Keeping your head down and working does not get you ahead. You have to be a bit more ambitious and public about your ambition than you thought you ever had to be. Don't be afraid to ask for what you want. Women aren't as good at being their own self-advocates as men are, but there's no reason why not. You have to be your own biggest cheerleader and keep in mind that there's a level of self-advocacy and confidence you have to exude to get ahead.
How do you maintain a work/life balance?
It's important to make sure you have other things in your life that are as important as work - whether it's friends, family, hobbies, etc. Work/life balance is defined by individuals, not organizations. You have to decide what's right for you.
What do you think is the biggest issue for women in the workplace?
Women have every right to be at the table and have proven that - they just need to believe it! I really feel like that's the biggest thing. We deserve the jobs that we want and continue to deserve the ones we have.
How has mentorship made a difference in your professional and personal life?
I've had a number of mentors throughout my career. Informal mentors have worked best for me. I have been lucky enough to have many fabulous colleagues and managers, at the right times, who have pushed me to believe that I can achieve more than I thought I could. Early in my career, someone told me once that I acted like a deer in the headlights when it came to personal conversations with senior management. He told me to prepare an "elevator speech" and booked me five appearances with important stakeholders within the company - the head of Finance, HR, etc. It was a brilliant, breakthrough moment for me and it definitely made me stronger.
Which other female leaders do you admire and why?
I've been exposed to a fair amount of wonderful female leaders, but I'll pick a few who struck me in unique ways. I met Ursula Burns from Xerox at a conference. She really built her career up through the organization and I was amazed at how frank, candid and humble she was about how she made her way to the top. There are no airs about her. I also love how two female Supreme Court Justices - Sandra Day O'Connor and Ruth Bader Ginsburg - have quoted Madeleine Albright, who said that there is a special place in hell for women who don't help other women. Finally, there's Elizabeth Holmes, who dropped out of Stanford during her sophomore year to start her own multi-billion dollar company, Theranos, after having an idea that there could be a less invasive way than using needles to do medical research. She hired a stellar team - including board members George Shultz and Henry Kissinger - to develop a new technology that is now offered at Walgreens nationwide. And she's only 31! She is fearless and low-key, nothing intimidates her. Above all I admire her because she had true belief in herself and has been able to accomplish amazing things by partnering with the right people, having faith and making it happen.
What do you want Unilever - and Dove specifically - to accomplish in the next year?

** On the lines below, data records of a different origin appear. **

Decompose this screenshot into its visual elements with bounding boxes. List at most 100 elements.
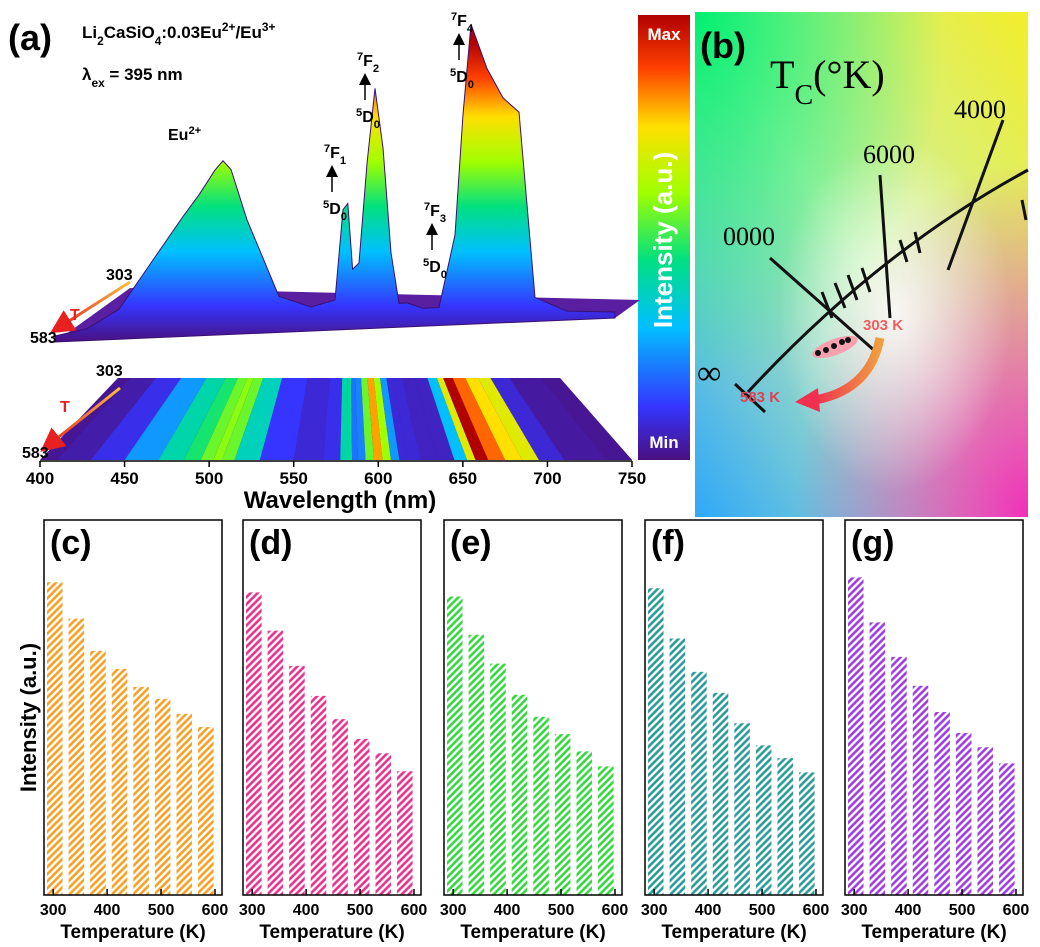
transition-lower: 5D0 bbox=[450, 67, 474, 91]
heatmap-cell bbox=[350, 378, 358, 460]
heatmap-cell bbox=[234, 378, 283, 460]
heatmap-cell bbox=[213, 378, 254, 460]
x-tick-label: 500 bbox=[749, 902, 776, 919]
transition-upper-part: F bbox=[430, 203, 440, 220]
bar bbox=[999, 763, 1015, 895]
transition-upper: 7F2 bbox=[357, 51, 379, 75]
heatmap-cell bbox=[90, 378, 182, 460]
plot-frame bbox=[443, 519, 623, 896]
composition-label-part: 4 bbox=[155, 34, 162, 48]
transition-lower: 5D0 bbox=[323, 199, 347, 223]
x-tick-label: 600 bbox=[1003, 902, 1030, 919]
colorbar-label: Intensity (a.u.) bbox=[648, 152, 678, 328]
heatmap-cell bbox=[490, 378, 565, 460]
transition-lower-part: D bbox=[329, 201, 341, 218]
temperature-label: 303 K bbox=[863, 317, 903, 334]
x-tick-label: 500 bbox=[548, 902, 575, 919]
composition-label-part: 2 bbox=[97, 34, 104, 48]
transition-lower-part: 0 bbox=[374, 119, 380, 131]
temperature-label: 583 K bbox=[740, 389, 780, 406]
peak-label-part: Eu bbox=[168, 127, 188, 144]
x-tick-label: 400 bbox=[695, 902, 722, 919]
temperature-symbol: T bbox=[70, 307, 80, 324]
transition-lower-part: 5 bbox=[450, 67, 456, 79]
transition-upper-part: F bbox=[363, 53, 373, 70]
x-tick-label: 600 bbox=[202, 902, 229, 919]
panel-label: (f) bbox=[651, 524, 685, 562]
heatmap-cell bbox=[380, 378, 400, 460]
heatmap-cell bbox=[465, 378, 523, 460]
transition-upper-part: F bbox=[457, 13, 467, 30]
heatmap-cell bbox=[346, 378, 353, 460]
x-tick-label: 600 bbox=[401, 902, 428, 919]
planck-locus bbox=[746, 168, 1029, 394]
excitation-label-part: = 395 nm bbox=[105, 65, 183, 84]
x-axis-label: Temperature (K) bbox=[259, 922, 404, 943]
transition-upper-part: 7 bbox=[324, 143, 330, 155]
bar bbox=[310, 695, 327, 895]
bar bbox=[133, 686, 149, 895]
bar bbox=[468, 634, 485, 895]
heatmap-cell bbox=[221, 378, 264, 460]
heatmap-cell bbox=[392, 378, 421, 460]
bar bbox=[198, 727, 214, 895]
transition-lower-part: 5 bbox=[356, 107, 362, 119]
heatmap-cell bbox=[259, 378, 308, 460]
composition-label: Li2CaSiO4:0.03Eu2+/Eu3+ bbox=[82, 20, 276, 48]
cie-heading-part: T bbox=[770, 52, 794, 97]
bar bbox=[934, 712, 950, 895]
heatmap-cell bbox=[443, 378, 489, 460]
heatmap-cell bbox=[373, 378, 391, 460]
bar bbox=[490, 663, 506, 895]
bar bbox=[669, 638, 686, 895]
transition-upper-part: F bbox=[330, 145, 340, 162]
heatmap-cell bbox=[323, 378, 343, 460]
x-axis-label: Temperature (K) bbox=[661, 922, 806, 943]
peak-label-part: 2+ bbox=[188, 125, 201, 137]
heatmap-cell bbox=[427, 378, 468, 460]
isotherm bbox=[733, 382, 767, 414]
temperature-label: 303 bbox=[96, 363, 123, 380]
plot-frame bbox=[242, 519, 422, 896]
isotherm bbox=[878, 174, 892, 319]
excitation-label-part: λ bbox=[82, 65, 92, 84]
cie-heading: TC(°K) bbox=[770, 52, 885, 111]
isotherm-label: 6000 bbox=[863, 140, 915, 169]
x-tick-label: 400 bbox=[494, 902, 521, 919]
transition-upper: 7F1 bbox=[324, 143, 346, 167]
spectrum-surface bbox=[54, 24, 616, 343]
temperature-label: 583 bbox=[30, 330, 57, 347]
x-tick-label: 750 bbox=[618, 469, 646, 488]
heatmap-cell bbox=[293, 378, 330, 460]
bar bbox=[176, 713, 193, 895]
temperature-label: 303 bbox=[106, 267, 133, 284]
heatmap-cell bbox=[436, 378, 476, 460]
bar bbox=[332, 719, 348, 895]
bar bbox=[554, 734, 571, 895]
transition-upper-part: 3 bbox=[440, 213, 446, 225]
isotherm-label: 4000 bbox=[954, 95, 1006, 124]
x-tick-label: 400 bbox=[895, 902, 922, 919]
isotherm bbox=[946, 119, 1005, 271]
x-tick-label: 500 bbox=[195, 469, 223, 488]
bar bbox=[246, 592, 262, 895]
heatmap-cell bbox=[509, 378, 607, 460]
panel-label: (e) bbox=[450, 524, 492, 562]
transition-lower-part: 0 bbox=[341, 211, 347, 223]
panel-b: (b) 4000 6000 0000 ∞ 303 K 583 K bbox=[695, 12, 1029, 517]
composition-label-part: 2+ bbox=[222, 20, 236, 34]
bar bbox=[648, 588, 664, 895]
x-tick-label: 700 bbox=[533, 469, 561, 488]
bar bbox=[111, 668, 128, 895]
x-tick-label: 450 bbox=[110, 469, 138, 488]
plot-frame bbox=[844, 519, 1024, 896]
bar bbox=[977, 747, 994, 895]
heatmap-cell bbox=[452, 378, 506, 460]
bar bbox=[353, 739, 370, 895]
bar bbox=[955, 733, 972, 895]
bar bbox=[848, 577, 864, 895]
transition-lower: 5D0 bbox=[356, 107, 380, 131]
x-tick-label: 400 bbox=[293, 902, 320, 919]
transition-upper-part: 7 bbox=[357, 51, 363, 63]
transition-upper-part: 7 bbox=[451, 11, 457, 23]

Unilever is a strong leader in building brands with purpose, and Dove is one of our biggest and most successful brands. Since Dove's Campaign for Real Beauty launched in 2004, the definition of confidence has changed and I would like to think Dove helped to influence that change. Where women once gained confidence from traditional tall, slim and blonde-haired beauty, we now want to help them to shift to feeling confident from inner strength. Social media is the place we're going to start demonstrating a new era of thought leadership. With #speakbeautiful, Dove can play much bigger role in inserting itself into social conversation, making that conversation much more positive and helping to shape the role our online words play in inspiring confidence.